My wife and I did this in May. We had a Benz E350 she drove 7 mi to work each day. I have my 335d and R1200R so we were pretty German as far as the cars went. My wife had always had an interest in EV but the leaf was blah, Smart too small, and Bimmer was spendy. Then this Fiat 500e ad comes in the mail. We go look and this thing is fun, sporty, and she loves it so we buy one. It really is fun to drive and NOT SLOW. It now sports a license plate frame that says "Italian Golf Cart" and a "FIWATT" vanity plate. The 335d and 500e are a great combo. We aren't saving a dime but do enjoy the cars. 

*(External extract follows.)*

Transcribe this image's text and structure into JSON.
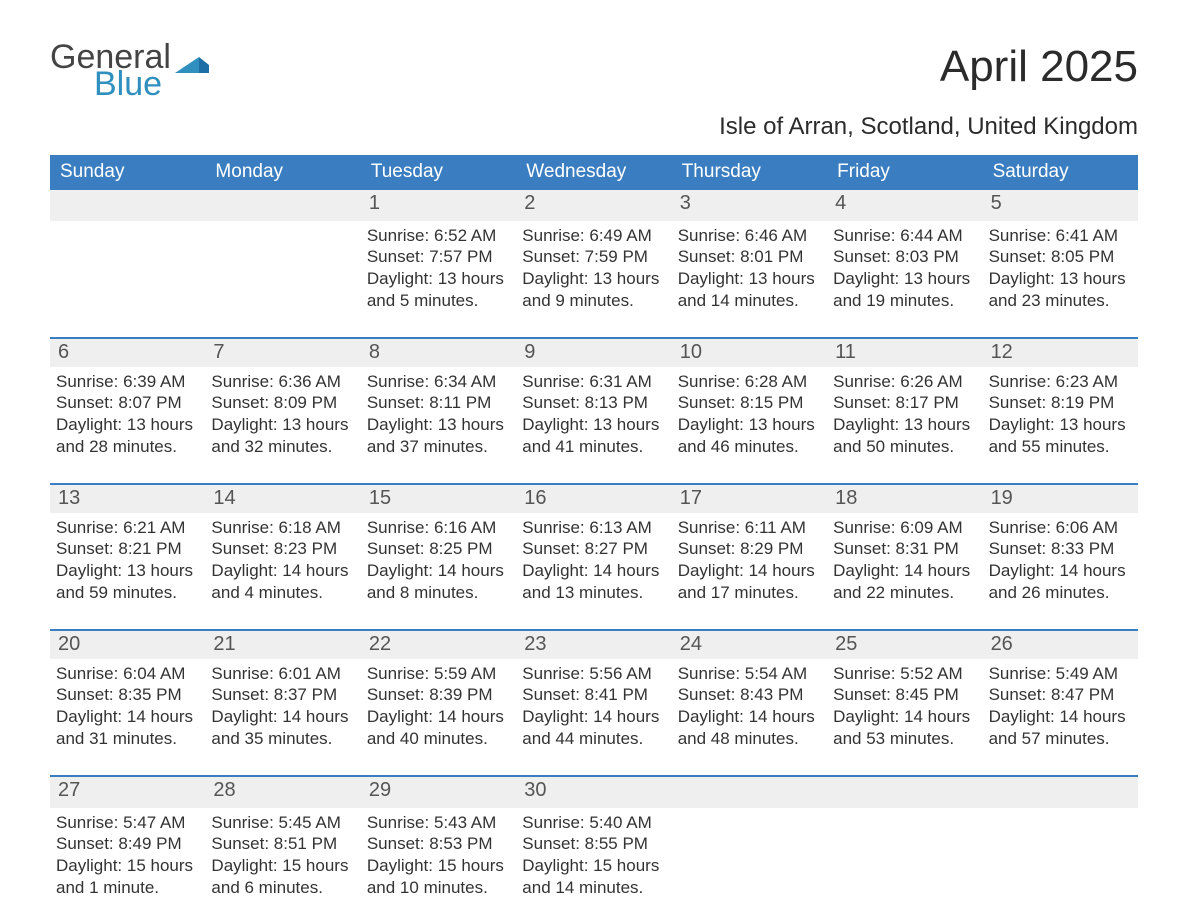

Sent from my iPad using Tapatalk


----------



## SMG_II (Oct 8, 2003)

daveyator said:


> My wife and I did this in May. We had a Benz E350 she drove 7 mi to work each day. I have my 335d and R1200R so we were pretty German as far as the cars went. My wife had always had an interest in EV but the leaf was blah, Smart too small, and Bimmer was spendy. Then this Fiat 500e ad comes in the mail. We go look and this thing is fun, sporty, and she loves it so we buy one. It really is fun to drive and NOT SLOW. It now sports a license plate frame that says "Italian Golf Cart" and a "FIWATT" vanity plate. The 335d and 500e are a great combo. We aren't saving a dime but do enjoy the cars.
> 
> Sent from my iPad using Tapatalk


FIWATT...LOL that's clever :rofl:


----------



## DaveN007 (Oct 4, 2013)

daveyator said:


> My wife and I did this in May. We had a Benz E350 she drove 7 mi to work each day. I have my 335d and R1200R so we were pretty German as far as the cars went. My wife had always had an interest in EV but the leaf was blah, Smart too small, and Bimmer was spendy. Then this Fiat 500e ad comes in the mail. We go look and this thing is fun, sporty, and she loves it so we buy one. It really is fun to drive and NOT SLOW. It now sports a license plate frame that says "Italian Golf Cart" and a "FIWATT" vanity plate. The 335d and 500e are a great combo. We aren't saving a dime but do enjoy the cars.
> 
> Sent from my iPad using Tapatalk


FIWATT...:thumbup::rofl:

I was thinking about a side decal that says EBARTH on each side.

It's a 500 thing...


----------



## Hoooper (Jun 17, 2013)

Flyingman said:


> What we need is a diesel/electric hybrid!:thumbup:


yet another nice auto choice europe has that we arent blessed with.  A prius with a 1.5 turbo diesel would probably pick up an easy 10 MPG highway. I know the atkinson cycle engine in the prius is more efficient than an otto cycle gas engine, but they still arent achieving the highway MPG numbers of comparable diesel cars.


----------